The community-based IPC identified HIV positive individuals earlier in the course of HIV infection, compared to voluntary counselling and testing services. The IPC may have identified patients earlier in the clinical course of HIV infection in the community because these individuals may be asymptomatic and have less perceived risk than those who self-attended VCT services.
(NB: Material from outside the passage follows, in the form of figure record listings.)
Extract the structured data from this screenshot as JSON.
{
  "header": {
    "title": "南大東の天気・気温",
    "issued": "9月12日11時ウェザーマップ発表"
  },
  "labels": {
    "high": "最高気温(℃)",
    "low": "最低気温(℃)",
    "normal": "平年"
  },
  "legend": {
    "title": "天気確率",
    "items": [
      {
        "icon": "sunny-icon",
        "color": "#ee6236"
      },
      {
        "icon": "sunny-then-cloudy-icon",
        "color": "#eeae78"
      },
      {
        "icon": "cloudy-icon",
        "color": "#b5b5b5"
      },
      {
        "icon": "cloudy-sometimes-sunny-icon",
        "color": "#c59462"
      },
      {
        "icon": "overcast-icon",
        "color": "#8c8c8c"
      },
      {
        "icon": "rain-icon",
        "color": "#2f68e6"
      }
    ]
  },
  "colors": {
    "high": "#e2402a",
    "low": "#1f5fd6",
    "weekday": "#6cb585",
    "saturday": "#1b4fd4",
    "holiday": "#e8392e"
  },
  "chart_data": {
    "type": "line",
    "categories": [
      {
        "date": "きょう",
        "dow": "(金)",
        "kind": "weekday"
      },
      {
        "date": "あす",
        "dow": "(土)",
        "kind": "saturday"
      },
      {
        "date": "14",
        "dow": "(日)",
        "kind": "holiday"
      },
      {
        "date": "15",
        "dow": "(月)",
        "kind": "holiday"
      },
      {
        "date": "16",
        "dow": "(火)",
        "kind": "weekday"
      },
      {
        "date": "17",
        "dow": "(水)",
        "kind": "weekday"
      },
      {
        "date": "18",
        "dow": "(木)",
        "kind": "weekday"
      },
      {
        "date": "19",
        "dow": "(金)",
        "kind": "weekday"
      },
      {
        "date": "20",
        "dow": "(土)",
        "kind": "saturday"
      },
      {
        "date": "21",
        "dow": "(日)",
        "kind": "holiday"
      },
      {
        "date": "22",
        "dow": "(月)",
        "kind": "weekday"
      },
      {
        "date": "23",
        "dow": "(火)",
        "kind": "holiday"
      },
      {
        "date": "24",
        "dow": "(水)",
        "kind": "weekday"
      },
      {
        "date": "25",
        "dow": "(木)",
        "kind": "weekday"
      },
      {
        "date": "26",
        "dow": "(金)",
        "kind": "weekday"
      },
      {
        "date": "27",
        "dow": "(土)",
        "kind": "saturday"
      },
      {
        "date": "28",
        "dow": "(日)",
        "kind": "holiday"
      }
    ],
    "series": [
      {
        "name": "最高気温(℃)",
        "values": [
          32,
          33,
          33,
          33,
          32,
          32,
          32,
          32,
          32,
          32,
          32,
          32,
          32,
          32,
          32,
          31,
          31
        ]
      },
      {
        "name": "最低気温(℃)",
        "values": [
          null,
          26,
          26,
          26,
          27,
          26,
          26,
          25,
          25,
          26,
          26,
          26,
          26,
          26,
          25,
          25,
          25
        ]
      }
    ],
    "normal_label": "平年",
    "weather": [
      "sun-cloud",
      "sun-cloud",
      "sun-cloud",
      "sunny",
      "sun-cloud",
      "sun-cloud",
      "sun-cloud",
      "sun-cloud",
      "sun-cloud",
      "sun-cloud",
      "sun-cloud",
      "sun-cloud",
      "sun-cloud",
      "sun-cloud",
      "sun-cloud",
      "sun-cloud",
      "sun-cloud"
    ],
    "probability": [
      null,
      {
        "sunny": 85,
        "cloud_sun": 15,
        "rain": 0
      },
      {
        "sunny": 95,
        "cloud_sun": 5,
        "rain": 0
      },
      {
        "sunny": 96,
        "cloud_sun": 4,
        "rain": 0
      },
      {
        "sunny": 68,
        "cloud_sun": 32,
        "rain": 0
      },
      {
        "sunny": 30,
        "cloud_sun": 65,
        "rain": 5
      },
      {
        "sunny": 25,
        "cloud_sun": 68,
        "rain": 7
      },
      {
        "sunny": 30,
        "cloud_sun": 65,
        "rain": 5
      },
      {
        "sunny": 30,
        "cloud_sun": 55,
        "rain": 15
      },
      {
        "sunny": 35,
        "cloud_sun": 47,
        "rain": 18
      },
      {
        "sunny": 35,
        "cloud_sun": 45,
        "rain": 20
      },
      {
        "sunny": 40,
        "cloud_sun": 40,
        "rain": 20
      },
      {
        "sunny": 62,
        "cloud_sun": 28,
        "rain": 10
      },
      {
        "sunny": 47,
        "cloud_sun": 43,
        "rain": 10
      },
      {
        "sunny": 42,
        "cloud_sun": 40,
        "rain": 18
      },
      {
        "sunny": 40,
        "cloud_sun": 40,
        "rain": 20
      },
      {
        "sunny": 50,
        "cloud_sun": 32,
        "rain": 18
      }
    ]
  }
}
Such community-based campaigns of HIV testing may be able to assist countries to achieve earlier testing and initiation of ART in the course of HIV infection. A significantly higher median CD4 count was recorded at the point of testing during the IPC compared to those testing HIV positive from the IPC at initial clinic visit. Improving referral mechanisms and strengthening linkages between HIV testing and treatment services remain a challenge and electronic medical record (EMR) systems may support monitoring of patients throughout the HIV care and treatment continuum.